Si le monde savait combien sont terribles les pièges du démon ! O combien je
souffre de ses assauts ! Si seulement le monde savait ce que c'est que l'enfer,
ce que c'est que la perversité et la fureur de Satan, probablement qu'il ne
pécherait pas autant !
Cette nuit il s'est déchaîné contre moi. On dirait qu'il voulait tout détruire.
Méchancetés, paroles et gestes inconvenants. Mon corps paraissait déjà anéanti
par tant de fatigue...
— Je ne veux pas commettre de péché, mon Jésus. L'enfer plutôt que le
plaisir. Ce que je veux, mon Jésus, c'est ne pas perdre un seul instant de
consolation et de réparation pour Vous et pour le salut des âmes...
Ces paroles ont suffi à faire enrager davantage le démon...
Toutefois, il est parti quand il a entendu la voix de Jésus qui me disait :
— Si tu pouvais voir, ma fille,
combien je suis offensé à cette heure-ci contre la vertu de pureté, tu mourrais
d'horreur et de douleur. Mais ta réparation me fait oublier bien des offenses.
Cette consolation je ne peux l'avoir que d'une vierge à la pureté angélique !...
(...)
— Me voici prête à tout, Seigneur !...
La pureté est la vertu que j’aime le plus et pour la défense de laquelle je
souffre davantage : ce, est que par votre grâce et votre miséricorde que je ne
vous offense pas gravement...
[Le démon dit un jour à Alexandrina] :
— Donne-toi à moi, comme tu
t'es donnée à Dieu ; embrasse-moi avec amour comme tu as embrassé le crucifix.
Remarque que moi je ne te fais pas souffrir, moi... et figure-toi que Dieu n'a
pas de Ciel à te donner. Jouis avec moi, jouis des plaisirs de ce monde.
Il m’empêchait d'invoquer Jésus. Il se plaçait entre moi et Lui, afin que je ne
L'entende pas et de surcroît, il dansait devant moi. Il me donnait ses ordres
criminels et, vu que je ne cédais pas, il redoublait de fureur et je sentais
comme s'il me tordait et me broyait complètement. Mon corps semblait être brisé
par lui. Il ne s'agissait en fait que de sensations, étant donné qu'il ne
s'approchait jamais de moi au point de me toucher. Les battements de mon cœur se
chevauchaient, battaient la chamade.
Après la lutte, certaines fois, je sens comme une brise qui me rafraîchit et me
remet en place tout à fait. Cette nuit il en a été de même. Tombée sur le côté,
sur les coussins, et sans pouvoir me relever ni même faire le moindre mouvement,
je ne résistais plus dans cette position.

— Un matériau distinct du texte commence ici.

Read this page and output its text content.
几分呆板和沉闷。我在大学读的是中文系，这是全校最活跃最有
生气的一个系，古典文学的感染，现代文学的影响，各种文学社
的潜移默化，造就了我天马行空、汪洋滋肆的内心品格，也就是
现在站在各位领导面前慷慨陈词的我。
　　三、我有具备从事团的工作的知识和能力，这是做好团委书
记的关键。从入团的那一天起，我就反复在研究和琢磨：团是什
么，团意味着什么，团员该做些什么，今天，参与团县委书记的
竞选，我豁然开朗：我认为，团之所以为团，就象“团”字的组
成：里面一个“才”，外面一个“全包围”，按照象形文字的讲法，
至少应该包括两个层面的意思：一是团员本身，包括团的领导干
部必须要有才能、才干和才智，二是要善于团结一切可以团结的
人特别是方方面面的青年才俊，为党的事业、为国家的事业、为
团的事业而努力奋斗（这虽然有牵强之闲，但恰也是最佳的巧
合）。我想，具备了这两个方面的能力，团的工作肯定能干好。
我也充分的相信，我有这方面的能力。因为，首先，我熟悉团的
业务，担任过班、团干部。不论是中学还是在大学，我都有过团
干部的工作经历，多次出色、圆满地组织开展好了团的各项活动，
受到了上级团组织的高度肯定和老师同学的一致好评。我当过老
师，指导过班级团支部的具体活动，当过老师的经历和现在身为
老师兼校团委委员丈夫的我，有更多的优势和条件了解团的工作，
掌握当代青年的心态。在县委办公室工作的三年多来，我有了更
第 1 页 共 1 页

Très triste, je répétais :
— Secourez-moi, secourez-moi, Jésus !
J’ai senti Jésus à côté de moi :
— Ma fille, amour de l’Amour,
mon divin souffle suffit pour te relever et même à te remettre à ta place.
J’ai senti le souffle de Jésus et, au même moment, je me suis retrouvée sur les
coussins.
Jésus a continué :
— Dis-moi, ma fille, que
veux-tu de moi ?
— Votre amour !
— Que veux-tu que je fasse ?
— Votre divine volonté.
Jésus m’a serré doucement contre son divin Cœur et a ajouté :
— Ma volonté est que tu aies du
courage dans les souffrances que je te demande et que tu répares de cette façon.
Répare, répare, ma vierge pure, vierge remplie d’amour pour moi.
Peu après je me suis endormie pour un léger et bref sommeil.
(...)
Quelle horreur je ressens pour les souffrances et les extases du vendredi,
quelle horreur je ressens pour les assauts du démon ! Aujourd’hui j’ai eu des
moments pendant lesquels il me semblait que j’allais presque dire non à Jésus
pour tout.
Les mains attachées, les yeux clos par une indicible tristesse, les lèvres
serrées, ne répondant à aucune question, je me suis retrouvée seule dans une
prison. Je sentais mon corps lacéré par les coups de la flagellation et
enchaîné. Dans cet état, la pensée m’est venue de la souffrance lorsque Jésus
permettait ma crucifixion [physique]. Je sentais même mon sang couler et mon
cœur foulé aux pieds. Dans mon âme j’avais des regards de tendre compassion
envers ceux qui me faisaient souffrir. L’enfer et la perte irréparable des âmes
me terrorisaient tellement que j’aimais ces atrocités au lieu de les détester.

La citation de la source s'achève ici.